Watch: Leung Chun-ying’s 2012 oath

He urged the court to declare the October 12 oaths of pro-establishment lawmakers Ann Chiang Lai-wan, Abraham Razack and Wong Ting-kwong invalid.

The development follows an unprecedented judicial challenge mounted last month by Leung and Secretary for Justice Rimsky Yuen Kwok-keung against two democratically-elected localist lawmakers, Sixtus Baggio Leung Chung-hang and Yau Wai-ching. The pair sparked uproar when they pronounced the country in a manner deemed as an insult to China during their Legco swearing-in ceremony on October 12. Yau also unfurled a banner bearing the words “Hong Kong is not China”.

Beijing officials’ remarks on ‘insincere oaths’ not laws but a ‘persuasive explanation’, Maria Tam says

The episode prompted the Standing Committee of the National People’s Congress to issue an interpretation of Basic Law Article 104 on Monday ahead of a court ruling on the administration’s challenge.

The interpretation stated lawmakers must be “sincere” in taking their oaths of office and that those who do not comply face instant disqualification.
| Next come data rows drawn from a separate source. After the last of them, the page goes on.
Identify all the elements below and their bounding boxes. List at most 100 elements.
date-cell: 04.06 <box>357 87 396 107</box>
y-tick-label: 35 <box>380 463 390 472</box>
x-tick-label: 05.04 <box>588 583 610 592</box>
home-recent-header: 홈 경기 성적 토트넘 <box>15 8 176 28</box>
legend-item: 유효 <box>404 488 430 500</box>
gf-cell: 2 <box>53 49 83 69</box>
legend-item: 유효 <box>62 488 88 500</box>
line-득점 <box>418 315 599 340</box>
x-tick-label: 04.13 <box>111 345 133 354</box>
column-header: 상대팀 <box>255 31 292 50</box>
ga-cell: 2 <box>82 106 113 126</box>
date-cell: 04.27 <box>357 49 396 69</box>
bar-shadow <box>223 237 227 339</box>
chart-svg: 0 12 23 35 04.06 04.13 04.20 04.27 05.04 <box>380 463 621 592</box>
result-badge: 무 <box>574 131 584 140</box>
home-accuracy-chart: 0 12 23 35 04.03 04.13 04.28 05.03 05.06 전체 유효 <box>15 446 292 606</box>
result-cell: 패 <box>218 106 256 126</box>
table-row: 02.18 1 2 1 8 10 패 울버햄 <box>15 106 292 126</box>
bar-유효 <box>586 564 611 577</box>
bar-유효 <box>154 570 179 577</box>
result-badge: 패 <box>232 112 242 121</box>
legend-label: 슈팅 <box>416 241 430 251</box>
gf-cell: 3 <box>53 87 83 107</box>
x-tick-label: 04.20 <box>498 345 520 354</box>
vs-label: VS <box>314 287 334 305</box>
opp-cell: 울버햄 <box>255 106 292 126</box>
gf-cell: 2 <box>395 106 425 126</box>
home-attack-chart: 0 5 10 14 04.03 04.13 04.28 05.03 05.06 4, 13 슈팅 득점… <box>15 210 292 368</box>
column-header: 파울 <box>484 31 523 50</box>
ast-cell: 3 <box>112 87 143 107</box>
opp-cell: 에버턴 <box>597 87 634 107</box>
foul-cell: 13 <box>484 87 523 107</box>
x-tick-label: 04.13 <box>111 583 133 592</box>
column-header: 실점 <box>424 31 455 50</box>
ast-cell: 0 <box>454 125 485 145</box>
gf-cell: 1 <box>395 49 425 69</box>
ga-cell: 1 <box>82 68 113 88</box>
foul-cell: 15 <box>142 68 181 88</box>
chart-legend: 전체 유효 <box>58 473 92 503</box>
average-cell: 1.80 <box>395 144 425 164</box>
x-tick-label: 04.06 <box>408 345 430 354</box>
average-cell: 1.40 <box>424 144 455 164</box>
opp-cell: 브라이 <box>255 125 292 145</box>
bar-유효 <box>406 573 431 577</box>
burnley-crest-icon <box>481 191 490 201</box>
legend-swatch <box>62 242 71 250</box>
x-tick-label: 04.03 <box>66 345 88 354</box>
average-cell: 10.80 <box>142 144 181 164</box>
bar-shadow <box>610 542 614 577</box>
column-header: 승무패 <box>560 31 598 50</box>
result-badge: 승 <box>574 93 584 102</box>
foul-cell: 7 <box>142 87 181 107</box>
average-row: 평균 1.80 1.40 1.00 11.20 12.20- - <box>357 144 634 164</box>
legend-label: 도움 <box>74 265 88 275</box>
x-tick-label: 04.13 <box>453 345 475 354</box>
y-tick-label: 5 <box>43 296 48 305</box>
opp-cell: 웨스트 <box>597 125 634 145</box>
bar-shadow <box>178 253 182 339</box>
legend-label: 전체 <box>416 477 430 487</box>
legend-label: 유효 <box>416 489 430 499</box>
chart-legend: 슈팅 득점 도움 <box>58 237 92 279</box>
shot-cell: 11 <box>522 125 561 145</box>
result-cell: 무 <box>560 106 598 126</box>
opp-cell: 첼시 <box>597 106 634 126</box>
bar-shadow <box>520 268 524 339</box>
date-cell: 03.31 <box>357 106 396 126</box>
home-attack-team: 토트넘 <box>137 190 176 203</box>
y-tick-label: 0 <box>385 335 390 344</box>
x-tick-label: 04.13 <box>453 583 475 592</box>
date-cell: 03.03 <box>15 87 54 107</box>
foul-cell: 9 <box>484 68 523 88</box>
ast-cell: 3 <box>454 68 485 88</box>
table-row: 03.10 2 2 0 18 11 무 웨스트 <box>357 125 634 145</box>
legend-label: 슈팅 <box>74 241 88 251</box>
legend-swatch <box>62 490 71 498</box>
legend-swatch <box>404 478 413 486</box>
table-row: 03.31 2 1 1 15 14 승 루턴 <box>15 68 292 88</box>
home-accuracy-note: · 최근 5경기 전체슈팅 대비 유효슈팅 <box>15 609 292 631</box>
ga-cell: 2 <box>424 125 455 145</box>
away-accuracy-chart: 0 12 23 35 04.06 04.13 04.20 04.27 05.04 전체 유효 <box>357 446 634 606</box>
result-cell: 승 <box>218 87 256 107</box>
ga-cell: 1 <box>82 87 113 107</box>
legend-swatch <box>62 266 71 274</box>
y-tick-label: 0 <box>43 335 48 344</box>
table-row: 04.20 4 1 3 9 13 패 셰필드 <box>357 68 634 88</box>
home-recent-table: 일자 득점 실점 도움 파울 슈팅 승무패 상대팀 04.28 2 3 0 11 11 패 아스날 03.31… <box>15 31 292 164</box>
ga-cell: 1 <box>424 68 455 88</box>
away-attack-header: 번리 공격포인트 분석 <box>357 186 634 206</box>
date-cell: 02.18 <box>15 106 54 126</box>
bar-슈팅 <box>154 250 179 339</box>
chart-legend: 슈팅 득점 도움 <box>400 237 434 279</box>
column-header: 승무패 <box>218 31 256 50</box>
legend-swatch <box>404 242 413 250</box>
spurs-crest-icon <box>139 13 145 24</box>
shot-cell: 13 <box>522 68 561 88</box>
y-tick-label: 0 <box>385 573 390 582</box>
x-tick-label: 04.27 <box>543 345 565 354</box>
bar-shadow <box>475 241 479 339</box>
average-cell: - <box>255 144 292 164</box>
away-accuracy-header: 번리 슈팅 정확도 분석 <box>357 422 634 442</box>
Kwok argued the ruling cast new light on all the city’s swearing-in ceremonies for public office, including that of the chief executive in 2012.

If they killed eight, we would get four of them in revenge, one of whom would be Chief Executive Leung Chun-ying
Kwok Cheuk-kin

Kwok, a resident of Cheung Chau, is currently not represented by lawyers and is to apply for legal aid.

Separately, a veteran taxi driver closely tied to opposing the Occupy movement of 2014 filed a judicial review against eight pan-democratic lawmakers including Nathan Law Kwun-chung, Lau Siu-lai and “Long Hair” Leung Kwok-hung on Wednesday. Two more lawsuits were filed by a tertiary student, bringing the number of pan-democratic lawmakers caught up in oath-related legal actions to 10.

Kwok’s writ did not detail the grounds for his invalidation challenge, but local media reported the chief executive omitted the words “Hong Kong” when he recited his oath in 2012.

Local media also reported that Wong likewise skipped the words “Hong Kong” in his recent Legco oath, while Razack replaced the world “administrative” with “administration” during his ceremony.

Disqualify Legco pair regardless of Beijing’s ruling, Hong Kong government lawyers argue

Chiang, who took her oath in Putonghua, drew criticism for her pronunciation and intonation, with “nation” sounding like “fruit” and the phrase “taking oath” sounding like “sour oath”.

Speaking outside court, Kwok said he wanted the court to find against the pro-establishment lawmakers just as others had sought to punish the pan-democratic camp.

Watch: Hong Kong protest after Beijing’s ruling

“If they killed eight, we would get four of them in revenge, one of whom would be the leader, Chief Executive Leung Chun-ying,” he said.

Wong, representing the import and export sector, said he would not comment on pending legal proceedings.

But the lawmaker stated he would face the matter head-on.

Never too old to fight the system: retired civil servant battles Hong Kong government with judicial reviews

“It was a mistake, regardless of whether it was intended or not,” Wong said of his oath omission last month that triggered Kwok’s claim. “I will accept responsibility [for the mistake],” he added.

Chiang said her Putonghua had been accurate and that she had taken the oath solemnly. “I don’t see why [my oath] was said to be invalid,” she said, dismissing Kwok’s challenge as politically motivated.

Razack said he failed to see the words of his oath clearly due to his long-sightedness. He also defended his version as solemn and sincere.